I stepped out of my makeshift office (read: anywhere I can find a place for my laptop), walked outside and saw a dead sparrow on the sidewalk.
I don’t know when it died or the circumstances of its demise.
I’m not versed in aviary autopsies.
Other than a momentary sadness over seeing what was probably a beautiful bird, laying lifeless on the cement, it really didn’t affect my day.
However, it did affect God.
What?
With all that is going on in the world, am I seriously suggesting that that little sparrow’s death was on God’s list of priorities?
Unless Jesus was making things up, the answer is yes.

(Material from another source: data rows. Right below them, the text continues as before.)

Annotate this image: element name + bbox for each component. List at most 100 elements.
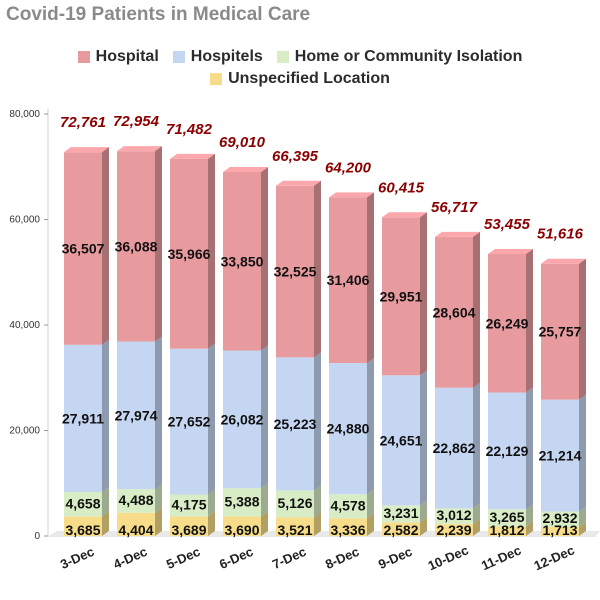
- bar-segment: [223, 488, 261, 517]
- bar-stack: 3,690 5,388 26,082 33,850 69,010 6-Dec: [217, 134, 268, 572]
- data-label: 24,880: [327, 421, 370, 437]
- bar-segment-side: [420, 370, 427, 506]
- bar-segment-side: [473, 382, 480, 509]
- bar-segment-side: [314, 485, 321, 518]
- data-label: 31,406: [327, 272, 370, 288]
- bar-segment-side: [261, 166, 268, 351]
- bar-segment-top: [382, 212, 427, 218]
- data-label: 27,911: [62, 410, 104, 426]
- data-label: 3,685: [65, 522, 100, 538]
- bar-segment-side: [579, 521, 586, 536]
- bar-segment-side: [473, 231, 480, 388]
- total-label: 71,482: [166, 121, 213, 138]
- bar-segment: [276, 490, 314, 518]
- bar-segment: [382, 375, 420, 506]
- data-label: 2,932: [542, 510, 577, 526]
- bar-segment-top: [435, 231, 480, 237]
- bar-segment: [117, 512, 155, 536]
- bar-segment: [170, 348, 208, 495]
- bar-segment-side: [420, 517, 427, 536]
- data-label: 25,757: [539, 324, 582, 340]
- bar-segment-side: [367, 358, 374, 495]
- bar-segment: [488, 526, 526, 536]
- data-label: 32,525: [274, 264, 317, 280]
- bar-segment-side: [102, 486, 109, 517]
- legend-label-unspecified: Unspecified Location: [228, 70, 390, 87]
- bar-segment-side: [367, 489, 374, 519]
- bar-segment: [435, 524, 473, 536]
- data-label: 3,012: [436, 507, 471, 523]
- bar-segment: [276, 357, 314, 491]
- data-label: 29,951: [380, 288, 423, 304]
- data-label: 1,812: [489, 522, 524, 538]
- data-label: 22,129: [486, 443, 529, 459]
- bar-segment-side: [526, 249, 533, 393]
- bar-segment-side: [261, 511, 268, 536]
- x-tick-label: 9-Dec: [376, 544, 414, 572]
- bar-segment-side: [261, 483, 268, 517]
- x-tick-label: 12-Dec: [532, 542, 577, 573]
- bar-segment: [170, 516, 208, 536]
- total-label: 66,395: [272, 148, 319, 165]
- bar-segment: [382, 505, 420, 523]
- bar-segment: [117, 489, 155, 513]
- data-label: 2,582: [383, 522, 418, 538]
- data-label: 4,578: [330, 497, 365, 513]
- bar-segment-side: [155, 146, 162, 342]
- total-label: 53,455: [484, 216, 531, 233]
- legend-row-2: Unspecified Location: [0, 68, 600, 90]
- legend-item-hospitels: Hospitels: [172, 48, 263, 66]
- bar-segment-top: [329, 192, 374, 198]
- data-label: 4,404: [118, 522, 153, 538]
- bar-segment: [170, 158, 208, 349]
- bar-segment: [276, 185, 314, 358]
- bar-segment: [329, 518, 367, 536]
- bar-segment-side: [314, 512, 321, 536]
- legend-swatch-home-isolation: [276, 51, 289, 63]
- bar-stack: 3,689 4,175 27,652 35,966 71,482 5-Dec: [164, 121, 215, 572]
- legend: Hospital Hospitels Home or Community Iso…: [0, 46, 600, 90]
- bar-segment-side: [526, 521, 533, 536]
- bar-segment-side: [102, 147, 109, 345]
- legend-item-home-isolation: Home or Community Isolation: [276, 48, 522, 66]
- bar-segment-side: [208, 511, 215, 536]
- bar-segment: [382, 217, 420, 376]
- total-label: 72,954: [113, 113, 160, 130]
- bar-stack: 3,336 4,578 24,880 31,406 64,200 8-Dec: [323, 159, 374, 572]
- bar-segment-side: [579, 394, 586, 512]
- bar-segment-top: [276, 180, 321, 186]
- bar-segment: [435, 387, 473, 509]
- data-label: 4,175: [171, 497, 206, 513]
- bar-stack: 4,404 4,488 27,974 36,088 72,954 4-Dec: [111, 113, 162, 572]
- bar-segment-top: [170, 153, 215, 159]
- data-label: 27,974: [115, 407, 158, 423]
- y-tick-label: 20,000: [9, 426, 40, 437]
- y-tick-label: 80,000: [9, 109, 40, 120]
- total-label: 64,200: [325, 159, 372, 176]
- y-tick-label: 60,000: [9, 215, 40, 226]
- bar-segment: [435, 236, 473, 388]
- bar-segment: [541, 399, 579, 512]
- bar-segment: [488, 254, 526, 393]
- bar-segment-top: [488, 249, 533, 255]
- legend-label-hospital: Hospital: [95, 48, 159, 65]
- data-label: 25,223: [274, 416, 317, 432]
- x-tick-label: 6-Dec: [217, 544, 255, 572]
- bar-segment-side: [367, 513, 374, 536]
- total-label: 69,010: [219, 134, 266, 151]
- bar-segment: [64, 344, 102, 492]
- bar-segment-top: [117, 146, 162, 152]
- x-tick-label: 10-Dec: [426, 542, 471, 573]
- legend-item-unspecified: Unspecified Location: [210, 70, 390, 88]
- bar-segment-side: [473, 519, 480, 536]
- data-label: 21,214: [539, 448, 582, 464]
- x-tick-label: 3-Dec: [58, 544, 96, 572]
- bar-segment-side: [155, 484, 162, 513]
- data-label: 36,507: [62, 240, 105, 256]
- bar-segment-side: [208, 489, 215, 517]
- data-label: 26,249: [486, 315, 529, 331]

God took the time to mark the date, hour, minute and second when that little bird would take its last breath.
He mapped out the paths that it would fly before its wings would cease to flutter.
He made careful notes on how it would be taken care of from the moment it was hatched, and was aware of the precise spot where it would end up, in front of the glass doors outside my temporary mobile office.

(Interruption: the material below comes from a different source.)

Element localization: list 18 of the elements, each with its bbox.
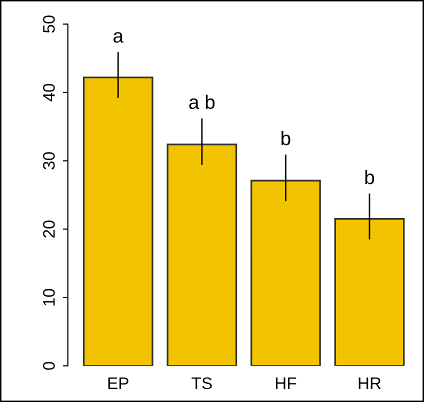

He placed it where this bird’s death would remind me of God’s interest in the details of my life.
That sparrow, even in death, fulfilled its purpose. How much more should I be confident that God wants me to fulfill mine, and will provide everything I need to do so?
I suppose I should shuffle the poor bird’s remains into the grassy area next to the sidewalk, a more appropriate burial ground.
But for now, I look, I remember, and I whisper a prayer of gratitude to him that watches over me.